Czego Andrzej Duda dowiedział się po całodniowych konsultacjach? Że jest skazany na siebie
Przez pięć godzin prezydent Andrzej Duda spotykał się z przedstawicielami kolejnych klubów parlamentarnych. Ale wnioski płynące z tych rozmów nie są dla Andrzeja Dudy zbyt optymistyczne: opozycja nie zapałała w lipcu bezgraniczną miłością do prezydenta i bez ogródek krytykuje jego pomysły. A i PiS, choć w dużo łagodniejszej formie, zgłasza zastrzeżenia do prezydenckich projektów.
13.09.2017 18:45
Andrzej Duda zaprosił do Pałacu Prezydenckiego delegacje z pięciu klubów parlamentarnych działających w Sejmie. Chciał tym samym pokazać, że jest otwarty na dyskusję o zmianach w sądach i że nie popełnia błędów PiS, które w lipcu próbowało przepchnąć ustawy bez jakichkolwiek konsultacji. Ale trudno to uznać za coś więcej, niż tylko PR, bo politycy nie rozmawiali o konkretnych projektach, o konkretnych przepisach, tylko o założeniach, które poznali podczas spotkania z prezydentem.
To był jeden z zarzutów pod adresem głowy państwa. Ale nie jedyny.

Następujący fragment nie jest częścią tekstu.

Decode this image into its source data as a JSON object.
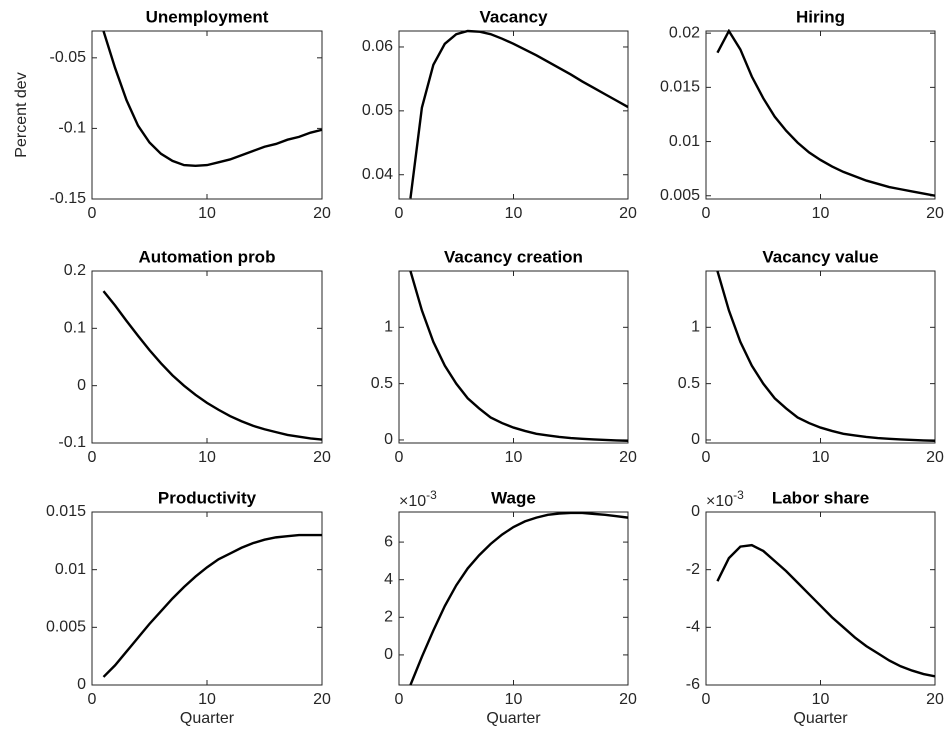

Jeśli Andrzej Duda miał jakiekolwiek złudzenia i liczył na wsparcie opozycji w przeprowadzaniu przez Sejm jego ustaw, a przede wszystkim w bronieniu ich przed PiS, to dzisiaj tych złudzeń musiał się całkowicie wyzbyć. Bo politycy PO i Nowoczesnej bezpardonowo krytykowali pomysły prezydenta, a nawet samego prezydenta. - Dotychczas cała władza miała iść w ręce Zbigniewa Ziobry, a teraz ma iść w ręce jego byłego zastępcy, czyli prezydenta Dudy - powiedział po wyjściu z Pałacu Prezydenckiego Ryszard Petru.
Entuzjazmem nie pałali też politycy Prawa i Sprawiedliwości, którzy pojawili się u prezydenta jako pierwsi. Ryszard Terlecki powiedział, że obie strony widzą potrzebę dalszych prac nad projektami. Esencję tej wypowiedzi można streścić jako "nie podoba nam się ten projekt, trzeba będzie go przerobić". I kiedy już Andrzej Duda skieruje do Sejmu swoje dwie ustawy, to właśnie PiS będzie miało pełnię władzy nad ich treścią: czy to w komisji, czy podczas ostatniego czytania, będzie mogło zmienić treść według uznania. Zapewne dlatego podczas piątkowego spotkania z Jarosławem Kaczyńskim prezydent zapowiedział, że jest gotów znowu zawetować ustawy, jeśli ich treść zostanie radykalnie zmieniona
Największym optymizmem po wyjściu od Andrzeja Dudy promienieli posłowie Kukiz '15, którzy pochwalili się utrzymaniem przez prezydenta ich postulatu wyboru członków KRS większością 3/5 posłów. W przeciwieństwie do przedstawicieli Nowoczesnej nie przeszkadza im, że to prezydent wybierałby członka KRS w przypadku pata w Sejmie. Z optymizmem wypowiadali się też o dalszym reformowaniu sądownictwa. Wydaje się więc, że prezydent Duda może liczyć na ugrupowanie Pawła Kukiza. Ale biorąc pod uwagę, jak nieduży to klub, Andrzej Duda będzie musiał powtórzyć sobie powiedzenie "umiesz liczyć, licz na siebię". A także dodać do niego "i licz się z PiS".